Fodor on the spread of Nazism in Austria (1936)


M. W. Fodor, a journalist writing in early 1936, discusses the spread of Nazism in Austria and beyond:


“The dream of the union of Germany and Austria – or rather, of the union of Germany with the Germans of the former Austro-Hungarian monarchy – is almost as old as Mazzini’s dream of “Unite Italia”. [There has been] swift growth of National Socialism in Germany. The idea of union was strong before, but Adolf Hitler’s movement breathed new life into it. No race has suffered so much from an inferiority complex as has the German. National Socialism was a kind of method for converting the inferiority complex into a feeling of superiority, at least temporarily. Hitler wrote in his Mein Kampf: “The German Reich as a state shall include all Germans, with the function not only of collecting and preserving for this people the useful remains of ancient racial elements, but also of leading them, slowly but surely, to a dominating position.”…

In carrying out his ideas Hitler used the efficient propaganda machinery set up by Goebbels and Rosenberg. The chief results are the still uncertain situation in Austria, the victory of Conrad Henlein in the last Czecho-Slovak elections, the unrest among the Germans in Hungary… the brunt of this propaganda since Hitler’s rise to power has been directed against “independent” Austria. Although the greater part of the Austrian population had previously desired to join Germany, after the establishment of the rule of Hitler this feeling was modified. The Social Democrats, after observing the fate of their comrades in the Reich, turned away from the pan-German idea…

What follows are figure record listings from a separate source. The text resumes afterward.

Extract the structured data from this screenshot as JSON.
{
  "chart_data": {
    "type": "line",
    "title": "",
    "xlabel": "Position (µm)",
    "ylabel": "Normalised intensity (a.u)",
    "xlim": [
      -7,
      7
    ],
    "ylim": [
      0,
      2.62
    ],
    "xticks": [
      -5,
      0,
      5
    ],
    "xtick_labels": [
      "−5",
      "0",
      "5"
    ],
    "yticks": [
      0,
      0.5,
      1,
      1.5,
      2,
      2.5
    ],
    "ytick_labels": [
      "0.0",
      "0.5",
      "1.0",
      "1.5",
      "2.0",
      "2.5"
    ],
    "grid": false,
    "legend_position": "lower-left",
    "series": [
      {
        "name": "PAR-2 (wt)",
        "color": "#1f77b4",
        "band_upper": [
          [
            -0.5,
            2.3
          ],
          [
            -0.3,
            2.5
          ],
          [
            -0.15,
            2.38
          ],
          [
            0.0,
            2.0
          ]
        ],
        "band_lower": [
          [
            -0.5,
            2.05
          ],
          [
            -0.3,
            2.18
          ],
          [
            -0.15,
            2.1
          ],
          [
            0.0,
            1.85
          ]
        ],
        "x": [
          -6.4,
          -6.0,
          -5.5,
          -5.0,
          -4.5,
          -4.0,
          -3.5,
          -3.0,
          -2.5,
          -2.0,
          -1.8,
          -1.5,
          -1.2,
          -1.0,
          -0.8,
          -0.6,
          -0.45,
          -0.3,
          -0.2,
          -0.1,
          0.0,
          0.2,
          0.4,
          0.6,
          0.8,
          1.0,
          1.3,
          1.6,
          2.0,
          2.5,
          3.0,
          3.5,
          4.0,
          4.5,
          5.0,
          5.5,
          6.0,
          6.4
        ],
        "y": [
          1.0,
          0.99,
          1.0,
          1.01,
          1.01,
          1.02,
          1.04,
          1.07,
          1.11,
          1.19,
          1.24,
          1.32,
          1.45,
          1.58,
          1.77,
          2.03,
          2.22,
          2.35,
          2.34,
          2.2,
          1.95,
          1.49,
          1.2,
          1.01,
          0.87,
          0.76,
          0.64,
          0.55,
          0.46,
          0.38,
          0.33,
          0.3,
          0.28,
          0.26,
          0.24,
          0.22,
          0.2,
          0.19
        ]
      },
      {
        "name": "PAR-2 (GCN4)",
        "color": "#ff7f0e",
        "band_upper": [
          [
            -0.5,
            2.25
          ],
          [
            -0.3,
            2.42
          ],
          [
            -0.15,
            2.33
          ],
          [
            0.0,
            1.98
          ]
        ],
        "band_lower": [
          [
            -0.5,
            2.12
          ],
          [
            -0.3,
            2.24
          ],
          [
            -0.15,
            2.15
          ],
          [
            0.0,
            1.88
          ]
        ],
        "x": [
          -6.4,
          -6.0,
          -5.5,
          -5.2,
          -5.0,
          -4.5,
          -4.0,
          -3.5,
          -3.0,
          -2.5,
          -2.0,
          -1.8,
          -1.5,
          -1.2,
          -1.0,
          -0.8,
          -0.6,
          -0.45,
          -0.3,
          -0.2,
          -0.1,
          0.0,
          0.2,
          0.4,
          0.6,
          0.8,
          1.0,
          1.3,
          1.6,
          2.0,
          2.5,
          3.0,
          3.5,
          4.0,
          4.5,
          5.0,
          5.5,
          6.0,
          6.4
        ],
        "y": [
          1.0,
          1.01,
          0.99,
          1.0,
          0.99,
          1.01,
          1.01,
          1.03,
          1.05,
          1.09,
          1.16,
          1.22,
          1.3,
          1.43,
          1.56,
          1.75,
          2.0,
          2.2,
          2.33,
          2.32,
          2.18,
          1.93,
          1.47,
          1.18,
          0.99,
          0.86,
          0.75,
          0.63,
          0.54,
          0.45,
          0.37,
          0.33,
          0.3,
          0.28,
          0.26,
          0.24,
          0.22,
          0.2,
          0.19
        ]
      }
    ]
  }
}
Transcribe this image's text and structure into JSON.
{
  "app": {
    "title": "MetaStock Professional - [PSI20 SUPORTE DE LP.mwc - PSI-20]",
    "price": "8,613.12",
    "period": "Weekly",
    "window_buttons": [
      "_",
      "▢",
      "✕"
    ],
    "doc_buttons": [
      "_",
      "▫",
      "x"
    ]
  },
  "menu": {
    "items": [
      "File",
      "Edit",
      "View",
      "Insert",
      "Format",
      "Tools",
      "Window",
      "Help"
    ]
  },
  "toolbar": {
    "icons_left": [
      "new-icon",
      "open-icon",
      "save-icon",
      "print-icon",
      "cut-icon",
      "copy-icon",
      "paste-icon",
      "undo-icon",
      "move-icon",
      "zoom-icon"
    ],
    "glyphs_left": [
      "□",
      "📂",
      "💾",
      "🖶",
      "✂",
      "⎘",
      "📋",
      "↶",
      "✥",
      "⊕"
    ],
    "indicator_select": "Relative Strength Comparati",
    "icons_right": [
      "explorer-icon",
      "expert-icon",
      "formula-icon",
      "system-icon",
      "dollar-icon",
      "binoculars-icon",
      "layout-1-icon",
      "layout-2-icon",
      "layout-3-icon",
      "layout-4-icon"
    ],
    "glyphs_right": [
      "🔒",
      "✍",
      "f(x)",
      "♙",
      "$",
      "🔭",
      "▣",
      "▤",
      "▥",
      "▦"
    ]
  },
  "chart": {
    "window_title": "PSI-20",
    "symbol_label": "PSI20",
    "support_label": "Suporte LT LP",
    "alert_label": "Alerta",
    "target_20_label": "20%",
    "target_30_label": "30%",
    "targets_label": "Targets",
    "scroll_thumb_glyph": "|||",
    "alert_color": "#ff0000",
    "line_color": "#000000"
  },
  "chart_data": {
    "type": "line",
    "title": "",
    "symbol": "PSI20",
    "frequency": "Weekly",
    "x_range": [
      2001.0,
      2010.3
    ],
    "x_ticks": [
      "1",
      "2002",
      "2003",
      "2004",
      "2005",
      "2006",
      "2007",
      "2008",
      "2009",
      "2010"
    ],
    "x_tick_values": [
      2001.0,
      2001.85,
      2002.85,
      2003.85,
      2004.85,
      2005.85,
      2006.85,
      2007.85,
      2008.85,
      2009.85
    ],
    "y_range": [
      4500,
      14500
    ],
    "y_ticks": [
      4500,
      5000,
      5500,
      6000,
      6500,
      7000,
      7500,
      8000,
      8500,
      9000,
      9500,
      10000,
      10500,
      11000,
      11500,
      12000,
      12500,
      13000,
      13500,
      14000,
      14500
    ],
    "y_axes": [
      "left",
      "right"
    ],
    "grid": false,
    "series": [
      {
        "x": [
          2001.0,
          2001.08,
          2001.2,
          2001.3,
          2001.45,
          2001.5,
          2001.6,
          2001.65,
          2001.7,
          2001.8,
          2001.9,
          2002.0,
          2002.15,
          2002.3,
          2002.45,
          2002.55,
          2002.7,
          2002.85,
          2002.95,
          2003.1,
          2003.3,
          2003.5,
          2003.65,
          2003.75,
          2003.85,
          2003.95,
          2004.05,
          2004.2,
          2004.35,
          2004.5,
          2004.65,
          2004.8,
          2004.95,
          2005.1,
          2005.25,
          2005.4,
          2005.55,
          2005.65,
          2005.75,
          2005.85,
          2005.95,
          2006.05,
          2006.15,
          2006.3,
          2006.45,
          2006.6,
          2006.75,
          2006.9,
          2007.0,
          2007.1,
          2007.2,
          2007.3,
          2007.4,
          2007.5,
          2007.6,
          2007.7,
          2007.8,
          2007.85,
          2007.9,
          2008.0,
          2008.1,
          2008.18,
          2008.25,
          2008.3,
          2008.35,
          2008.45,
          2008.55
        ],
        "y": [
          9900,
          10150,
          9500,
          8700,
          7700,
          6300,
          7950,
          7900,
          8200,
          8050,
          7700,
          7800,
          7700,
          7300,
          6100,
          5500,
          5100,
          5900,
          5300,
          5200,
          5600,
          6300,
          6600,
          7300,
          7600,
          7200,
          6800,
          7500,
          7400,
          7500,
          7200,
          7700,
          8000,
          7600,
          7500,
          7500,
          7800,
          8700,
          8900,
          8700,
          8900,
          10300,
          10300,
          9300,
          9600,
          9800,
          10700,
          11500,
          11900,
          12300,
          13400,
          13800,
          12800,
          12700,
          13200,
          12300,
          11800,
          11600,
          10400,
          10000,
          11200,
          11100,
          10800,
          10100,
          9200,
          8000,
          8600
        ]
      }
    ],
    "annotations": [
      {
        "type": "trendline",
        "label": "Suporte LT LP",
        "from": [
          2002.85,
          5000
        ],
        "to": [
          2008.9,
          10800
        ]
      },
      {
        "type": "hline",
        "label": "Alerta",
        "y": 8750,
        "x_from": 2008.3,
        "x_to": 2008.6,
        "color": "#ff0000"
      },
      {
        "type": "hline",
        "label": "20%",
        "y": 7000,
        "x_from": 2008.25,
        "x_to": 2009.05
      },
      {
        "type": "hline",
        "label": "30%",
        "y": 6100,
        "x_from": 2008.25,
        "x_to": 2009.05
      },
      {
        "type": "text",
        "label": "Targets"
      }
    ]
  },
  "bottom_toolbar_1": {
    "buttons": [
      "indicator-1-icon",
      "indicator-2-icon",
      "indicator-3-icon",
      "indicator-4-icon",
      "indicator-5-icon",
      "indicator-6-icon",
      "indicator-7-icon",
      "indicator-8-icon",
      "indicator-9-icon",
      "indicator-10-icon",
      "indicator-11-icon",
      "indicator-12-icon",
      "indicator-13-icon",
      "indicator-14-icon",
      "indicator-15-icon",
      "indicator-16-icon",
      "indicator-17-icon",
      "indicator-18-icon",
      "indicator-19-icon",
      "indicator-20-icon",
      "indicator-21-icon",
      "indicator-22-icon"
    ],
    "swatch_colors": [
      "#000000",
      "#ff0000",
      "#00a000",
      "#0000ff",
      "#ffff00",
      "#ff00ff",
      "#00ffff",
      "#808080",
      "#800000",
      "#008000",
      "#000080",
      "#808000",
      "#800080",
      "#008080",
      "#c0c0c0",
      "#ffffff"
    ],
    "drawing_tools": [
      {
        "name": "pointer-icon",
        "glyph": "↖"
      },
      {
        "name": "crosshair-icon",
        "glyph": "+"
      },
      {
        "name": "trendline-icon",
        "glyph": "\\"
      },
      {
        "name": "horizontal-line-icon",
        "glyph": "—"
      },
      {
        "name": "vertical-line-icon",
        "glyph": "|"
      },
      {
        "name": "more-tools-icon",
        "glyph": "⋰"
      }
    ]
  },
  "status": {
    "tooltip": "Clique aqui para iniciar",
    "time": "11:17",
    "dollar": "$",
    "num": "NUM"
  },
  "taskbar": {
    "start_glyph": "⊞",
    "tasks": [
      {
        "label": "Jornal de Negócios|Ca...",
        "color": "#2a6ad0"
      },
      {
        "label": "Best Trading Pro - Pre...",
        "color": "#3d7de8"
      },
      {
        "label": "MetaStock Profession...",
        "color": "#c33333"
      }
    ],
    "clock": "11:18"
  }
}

The Austrian National Socialist putsch of July 1934 afforded a good opportunity to the Austrian government to break up the Nazi organizations. The Storm Troops were not only dissolved, but were thrown into jail or were sent to concentration camps. The secret party organization was dissolved, and every new attempt to reorganize the party has been frustrated by the vigilance of the authorities. Yet the Nazi movement in Austria, despite this persecution, appears to be invincible. One of the reasons is the weakness of the government, which is unable to inspire the youth of the country. The younger generation of Austrians know little of their country’s splendid past, but they all know that Mussolini said, “What is Austria, who is she?” – and then compared their country with a spittoon…

The penetration of Nazism among the Germans in central and southeastern Europe is magnificently organized. Before an astonished world has time to recover from the shock, one country after the other, it seems probable, will fall before this cleverly launched attack. If Austria goes, Czechoslovakia will not be able to survive, and subsequently the Germans of Hungary will be incorporated into Greater Germany. The speed of the progress depends on the various conflicts in Europe and on developments within Germany itself.”